The Iranian sabotaging strategy is based on strategic and ideological considerations that perceive Israel as a major impediment to its regional domination strategy and projects itself as the ultimate winner of a long-haul war of attrition. On the other hand, Israel’s political landscape has radicalized under the spur of ideological and strategic shifts, and Israelis, by and large, have pulled away from the two-state solution. The Palestinians have failed, so far, to forge a working internal consensus and have fallen into the pitfalls of political manipulation by competing Islamic power politics. The cycles of violence are no happenstances, they are the outcomes of a state of pervasive insecurity, and mutual anathematization, paired with ideological, political, and strategic choices.

These observations suggest two possible scenarios: either the pursuit of open-ended mediations with no further expectations than dampening the intensity of conflicts rather than eradicating them, or the reconfiguration of power balances and the redrawing of geopolitical coordinates. Iranian imperialism is vocal about its nihilism and Turkish power politics reiterate the same incendiary rhetoric about the annihilation of the State of Israel. Israelis, notwithstanding their political and ideological differences, are hell-bent on securing their borders, and challenging the narratives featured by Iran and Turkey. Nonetheless, the US truce proposal should be used as a springboard to initiate direct negotiations between Israelis and Palestinians and put an end to the politics of denial on both sides. In addition, the looming strategic landscape in the Middle East reflects the rising global power rivalries, their meandering courses, and their detrimental effects on achieving a negotiated solution.The mutating strategic landscape pursues the corroding course that followed the twilight of the “Arab Spring” challenged by Islamic imperialism and its de-territorialized coordinates and worldviews (The Islamic Ummah), discretionary interventionism, and a decaying State and inter-state system.

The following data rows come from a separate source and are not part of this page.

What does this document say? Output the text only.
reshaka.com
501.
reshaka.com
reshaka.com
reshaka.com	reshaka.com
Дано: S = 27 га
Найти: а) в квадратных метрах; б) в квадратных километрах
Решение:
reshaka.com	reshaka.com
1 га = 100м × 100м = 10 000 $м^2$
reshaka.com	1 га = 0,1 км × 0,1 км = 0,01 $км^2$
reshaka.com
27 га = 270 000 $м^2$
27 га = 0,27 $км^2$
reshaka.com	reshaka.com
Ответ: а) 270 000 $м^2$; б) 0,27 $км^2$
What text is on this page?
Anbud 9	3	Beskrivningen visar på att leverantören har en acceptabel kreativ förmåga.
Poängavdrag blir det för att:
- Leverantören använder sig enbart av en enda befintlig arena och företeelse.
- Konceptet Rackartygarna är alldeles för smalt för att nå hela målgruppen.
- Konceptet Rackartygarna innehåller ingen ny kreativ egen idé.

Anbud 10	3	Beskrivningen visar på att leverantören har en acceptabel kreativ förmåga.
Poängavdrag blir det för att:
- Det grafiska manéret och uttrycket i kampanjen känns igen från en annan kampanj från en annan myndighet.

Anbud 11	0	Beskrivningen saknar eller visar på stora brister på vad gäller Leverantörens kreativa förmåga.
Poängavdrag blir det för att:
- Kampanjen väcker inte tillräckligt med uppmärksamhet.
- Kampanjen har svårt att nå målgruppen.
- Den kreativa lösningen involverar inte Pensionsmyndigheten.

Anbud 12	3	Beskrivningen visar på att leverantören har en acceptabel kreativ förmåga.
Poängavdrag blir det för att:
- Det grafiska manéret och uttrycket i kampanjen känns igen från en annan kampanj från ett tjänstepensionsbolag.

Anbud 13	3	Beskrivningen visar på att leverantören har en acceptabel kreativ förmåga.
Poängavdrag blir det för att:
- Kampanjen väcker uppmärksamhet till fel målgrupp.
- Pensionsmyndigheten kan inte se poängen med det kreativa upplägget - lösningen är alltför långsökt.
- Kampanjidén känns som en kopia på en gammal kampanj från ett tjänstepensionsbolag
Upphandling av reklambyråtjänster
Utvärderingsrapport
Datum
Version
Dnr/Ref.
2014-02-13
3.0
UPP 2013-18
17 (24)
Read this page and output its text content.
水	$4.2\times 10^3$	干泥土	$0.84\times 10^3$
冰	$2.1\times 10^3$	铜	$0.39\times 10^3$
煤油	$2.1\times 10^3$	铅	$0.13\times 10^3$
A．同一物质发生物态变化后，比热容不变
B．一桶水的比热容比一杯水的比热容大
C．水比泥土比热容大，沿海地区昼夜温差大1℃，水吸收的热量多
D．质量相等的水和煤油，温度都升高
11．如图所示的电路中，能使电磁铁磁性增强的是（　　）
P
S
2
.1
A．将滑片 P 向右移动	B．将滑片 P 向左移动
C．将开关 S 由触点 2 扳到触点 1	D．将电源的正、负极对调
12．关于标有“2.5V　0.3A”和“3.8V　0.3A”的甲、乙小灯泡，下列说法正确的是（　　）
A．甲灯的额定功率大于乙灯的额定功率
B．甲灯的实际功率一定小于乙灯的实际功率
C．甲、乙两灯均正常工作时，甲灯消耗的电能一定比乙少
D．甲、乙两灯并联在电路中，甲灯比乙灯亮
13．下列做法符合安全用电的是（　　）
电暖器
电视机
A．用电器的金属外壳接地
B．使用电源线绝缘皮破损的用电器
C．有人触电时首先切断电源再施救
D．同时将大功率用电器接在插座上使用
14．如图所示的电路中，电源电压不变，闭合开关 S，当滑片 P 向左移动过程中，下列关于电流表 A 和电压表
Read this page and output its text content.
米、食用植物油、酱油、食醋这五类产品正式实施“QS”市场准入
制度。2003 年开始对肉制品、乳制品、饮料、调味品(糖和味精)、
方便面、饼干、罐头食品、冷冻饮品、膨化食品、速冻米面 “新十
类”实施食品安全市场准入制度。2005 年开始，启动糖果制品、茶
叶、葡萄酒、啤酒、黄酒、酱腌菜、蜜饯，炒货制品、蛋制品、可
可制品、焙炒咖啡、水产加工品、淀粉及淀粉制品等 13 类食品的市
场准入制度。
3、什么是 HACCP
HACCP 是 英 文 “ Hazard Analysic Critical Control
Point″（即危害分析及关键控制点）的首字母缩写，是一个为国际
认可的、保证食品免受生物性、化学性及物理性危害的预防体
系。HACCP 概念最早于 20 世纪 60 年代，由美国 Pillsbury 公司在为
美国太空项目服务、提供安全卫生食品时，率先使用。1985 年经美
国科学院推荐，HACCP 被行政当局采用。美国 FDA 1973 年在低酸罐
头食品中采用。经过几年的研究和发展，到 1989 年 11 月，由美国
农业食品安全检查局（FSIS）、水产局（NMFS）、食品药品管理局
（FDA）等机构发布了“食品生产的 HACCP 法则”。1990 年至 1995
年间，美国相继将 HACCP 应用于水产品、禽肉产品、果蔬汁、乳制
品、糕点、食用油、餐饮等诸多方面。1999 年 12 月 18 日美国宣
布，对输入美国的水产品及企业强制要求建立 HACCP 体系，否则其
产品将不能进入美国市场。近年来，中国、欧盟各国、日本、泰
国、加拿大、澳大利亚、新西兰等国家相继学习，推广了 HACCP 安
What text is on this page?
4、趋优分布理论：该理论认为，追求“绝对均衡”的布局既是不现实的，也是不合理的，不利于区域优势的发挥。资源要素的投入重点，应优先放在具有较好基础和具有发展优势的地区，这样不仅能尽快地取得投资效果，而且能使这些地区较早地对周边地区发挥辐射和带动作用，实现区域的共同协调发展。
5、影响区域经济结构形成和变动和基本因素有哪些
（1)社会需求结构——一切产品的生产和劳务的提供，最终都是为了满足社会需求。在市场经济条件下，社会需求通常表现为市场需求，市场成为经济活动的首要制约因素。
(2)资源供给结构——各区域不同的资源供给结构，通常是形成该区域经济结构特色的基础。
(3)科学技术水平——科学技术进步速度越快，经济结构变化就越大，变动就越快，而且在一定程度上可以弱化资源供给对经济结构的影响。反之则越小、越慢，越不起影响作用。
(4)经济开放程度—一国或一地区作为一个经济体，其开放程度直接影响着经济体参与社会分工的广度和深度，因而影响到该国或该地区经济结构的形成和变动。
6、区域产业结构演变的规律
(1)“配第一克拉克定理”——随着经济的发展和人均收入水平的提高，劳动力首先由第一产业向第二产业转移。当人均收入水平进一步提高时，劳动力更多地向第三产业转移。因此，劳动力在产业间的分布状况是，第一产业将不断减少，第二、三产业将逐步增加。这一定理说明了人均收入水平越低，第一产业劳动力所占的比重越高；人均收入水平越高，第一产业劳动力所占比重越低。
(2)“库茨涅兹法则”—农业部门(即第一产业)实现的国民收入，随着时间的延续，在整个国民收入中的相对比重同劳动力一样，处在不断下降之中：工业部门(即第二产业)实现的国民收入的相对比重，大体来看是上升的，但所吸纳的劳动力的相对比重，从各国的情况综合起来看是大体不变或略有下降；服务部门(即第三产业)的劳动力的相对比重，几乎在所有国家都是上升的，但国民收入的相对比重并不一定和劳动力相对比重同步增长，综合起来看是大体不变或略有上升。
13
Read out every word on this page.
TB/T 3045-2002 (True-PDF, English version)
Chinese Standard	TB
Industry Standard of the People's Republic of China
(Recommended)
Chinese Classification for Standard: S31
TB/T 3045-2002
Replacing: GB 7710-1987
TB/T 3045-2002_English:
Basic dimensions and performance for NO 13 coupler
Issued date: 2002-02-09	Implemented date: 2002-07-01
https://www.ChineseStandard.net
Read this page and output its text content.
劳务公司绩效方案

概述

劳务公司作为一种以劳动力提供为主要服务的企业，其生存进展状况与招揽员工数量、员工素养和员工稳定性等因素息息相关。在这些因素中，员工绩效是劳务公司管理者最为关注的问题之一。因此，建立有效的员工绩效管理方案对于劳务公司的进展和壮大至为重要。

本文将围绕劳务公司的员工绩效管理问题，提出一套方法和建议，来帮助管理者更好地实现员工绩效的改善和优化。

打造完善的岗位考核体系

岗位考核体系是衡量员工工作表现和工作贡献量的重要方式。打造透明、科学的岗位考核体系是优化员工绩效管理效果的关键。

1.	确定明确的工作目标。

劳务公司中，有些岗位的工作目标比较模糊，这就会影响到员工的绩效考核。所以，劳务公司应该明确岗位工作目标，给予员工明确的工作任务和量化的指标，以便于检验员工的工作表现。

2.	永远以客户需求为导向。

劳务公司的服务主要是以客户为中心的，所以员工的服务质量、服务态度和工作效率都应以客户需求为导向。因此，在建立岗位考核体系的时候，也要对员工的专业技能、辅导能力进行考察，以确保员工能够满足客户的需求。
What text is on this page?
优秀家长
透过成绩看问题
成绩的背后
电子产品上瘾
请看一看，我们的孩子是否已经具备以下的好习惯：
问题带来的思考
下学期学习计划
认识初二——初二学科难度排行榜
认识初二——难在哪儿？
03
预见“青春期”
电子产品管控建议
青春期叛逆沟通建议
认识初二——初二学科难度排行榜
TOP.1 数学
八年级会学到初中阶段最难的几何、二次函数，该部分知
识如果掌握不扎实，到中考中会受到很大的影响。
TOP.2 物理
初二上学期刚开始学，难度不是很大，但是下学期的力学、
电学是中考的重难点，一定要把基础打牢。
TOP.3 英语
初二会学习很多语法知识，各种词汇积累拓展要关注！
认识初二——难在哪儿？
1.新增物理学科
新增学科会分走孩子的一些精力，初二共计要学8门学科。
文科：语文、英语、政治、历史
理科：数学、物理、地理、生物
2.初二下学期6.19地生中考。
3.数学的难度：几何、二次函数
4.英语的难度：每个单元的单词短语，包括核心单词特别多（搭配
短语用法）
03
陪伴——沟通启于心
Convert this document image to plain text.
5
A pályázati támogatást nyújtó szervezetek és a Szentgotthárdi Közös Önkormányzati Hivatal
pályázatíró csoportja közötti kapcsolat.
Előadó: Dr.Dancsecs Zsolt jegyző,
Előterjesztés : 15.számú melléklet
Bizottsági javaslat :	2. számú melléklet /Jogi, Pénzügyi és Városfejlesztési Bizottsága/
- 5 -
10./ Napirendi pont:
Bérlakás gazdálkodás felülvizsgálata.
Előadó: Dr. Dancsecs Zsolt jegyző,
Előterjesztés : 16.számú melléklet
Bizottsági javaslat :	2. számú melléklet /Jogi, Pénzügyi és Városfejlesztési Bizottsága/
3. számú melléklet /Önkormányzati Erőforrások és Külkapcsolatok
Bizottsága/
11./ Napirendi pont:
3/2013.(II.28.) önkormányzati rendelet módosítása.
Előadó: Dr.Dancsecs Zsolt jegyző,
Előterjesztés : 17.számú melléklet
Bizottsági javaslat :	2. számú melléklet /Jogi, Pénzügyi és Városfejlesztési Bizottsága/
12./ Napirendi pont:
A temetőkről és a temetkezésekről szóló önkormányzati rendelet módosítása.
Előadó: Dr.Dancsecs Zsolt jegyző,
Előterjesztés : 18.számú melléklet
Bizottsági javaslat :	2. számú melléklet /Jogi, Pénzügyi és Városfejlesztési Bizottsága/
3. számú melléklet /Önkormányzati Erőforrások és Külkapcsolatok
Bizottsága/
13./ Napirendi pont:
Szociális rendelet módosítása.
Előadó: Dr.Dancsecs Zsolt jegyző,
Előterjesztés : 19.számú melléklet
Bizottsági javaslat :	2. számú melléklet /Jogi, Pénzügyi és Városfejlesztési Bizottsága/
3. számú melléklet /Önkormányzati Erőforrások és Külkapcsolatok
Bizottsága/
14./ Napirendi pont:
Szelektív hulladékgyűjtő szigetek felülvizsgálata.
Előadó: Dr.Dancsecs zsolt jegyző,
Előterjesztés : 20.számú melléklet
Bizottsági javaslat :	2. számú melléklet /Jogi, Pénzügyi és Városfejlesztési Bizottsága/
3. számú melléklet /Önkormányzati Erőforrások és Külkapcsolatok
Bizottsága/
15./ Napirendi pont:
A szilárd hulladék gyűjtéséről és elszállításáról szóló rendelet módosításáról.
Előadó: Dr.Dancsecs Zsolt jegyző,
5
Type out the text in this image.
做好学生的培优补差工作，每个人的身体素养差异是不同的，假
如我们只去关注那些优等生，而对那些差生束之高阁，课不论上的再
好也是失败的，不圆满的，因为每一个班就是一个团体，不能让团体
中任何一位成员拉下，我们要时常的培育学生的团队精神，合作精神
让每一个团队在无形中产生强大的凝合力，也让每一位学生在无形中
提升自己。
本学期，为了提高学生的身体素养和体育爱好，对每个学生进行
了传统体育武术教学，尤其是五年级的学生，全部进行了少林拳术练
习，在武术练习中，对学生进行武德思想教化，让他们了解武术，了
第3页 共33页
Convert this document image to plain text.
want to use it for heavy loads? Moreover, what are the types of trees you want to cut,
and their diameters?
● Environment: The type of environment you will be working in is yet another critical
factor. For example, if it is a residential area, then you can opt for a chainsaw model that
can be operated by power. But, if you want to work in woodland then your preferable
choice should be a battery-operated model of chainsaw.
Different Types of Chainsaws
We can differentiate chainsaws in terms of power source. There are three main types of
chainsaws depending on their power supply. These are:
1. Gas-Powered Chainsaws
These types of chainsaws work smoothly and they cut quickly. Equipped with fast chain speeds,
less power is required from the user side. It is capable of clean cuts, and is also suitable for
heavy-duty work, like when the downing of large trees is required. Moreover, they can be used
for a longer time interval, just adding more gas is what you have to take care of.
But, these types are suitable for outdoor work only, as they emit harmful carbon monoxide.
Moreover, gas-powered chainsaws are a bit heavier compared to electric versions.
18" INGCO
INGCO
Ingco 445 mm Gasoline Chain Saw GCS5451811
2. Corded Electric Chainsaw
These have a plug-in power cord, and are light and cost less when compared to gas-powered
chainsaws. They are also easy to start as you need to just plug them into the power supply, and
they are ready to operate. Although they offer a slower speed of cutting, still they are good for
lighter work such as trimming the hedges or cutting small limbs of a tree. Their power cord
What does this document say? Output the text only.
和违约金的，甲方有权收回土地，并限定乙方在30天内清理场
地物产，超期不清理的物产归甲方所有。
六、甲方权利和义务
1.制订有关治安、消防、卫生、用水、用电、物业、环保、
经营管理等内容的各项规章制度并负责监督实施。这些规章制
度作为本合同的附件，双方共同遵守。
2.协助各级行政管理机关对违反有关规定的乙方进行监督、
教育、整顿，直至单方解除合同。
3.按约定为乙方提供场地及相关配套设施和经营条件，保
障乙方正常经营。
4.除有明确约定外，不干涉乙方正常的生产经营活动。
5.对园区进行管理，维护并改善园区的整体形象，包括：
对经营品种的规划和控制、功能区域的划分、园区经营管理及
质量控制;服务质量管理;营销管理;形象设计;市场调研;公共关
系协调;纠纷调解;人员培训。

This volatile geopolitical and geostrategic context is subject to unchecked power politics, geopolitical re-engineering, and potential civil conflicts. Israel is resolute in addressing strategic threats and aligning with actors who are willing to reshape the Middle East’s political landscape. The management of chaos and the border patrolling of decaying countries transformed into operational platforms for Iranian imperialism are obsolete stratagems and dysfunctional political and strategic schemes. One wonders whether ongoing shuttle diplomacy can effectively contain current conflicts, restore peace dynamics, prevent state collapse, and help fractured political entities rebuild their national and state structures. The aim would be to establish a consensual national legitimacy and set the Middle East on a path toward active diplomacy, democratic reforms, and constitutional statehood.

The prospects are not that bright and the course of events is of bad omen.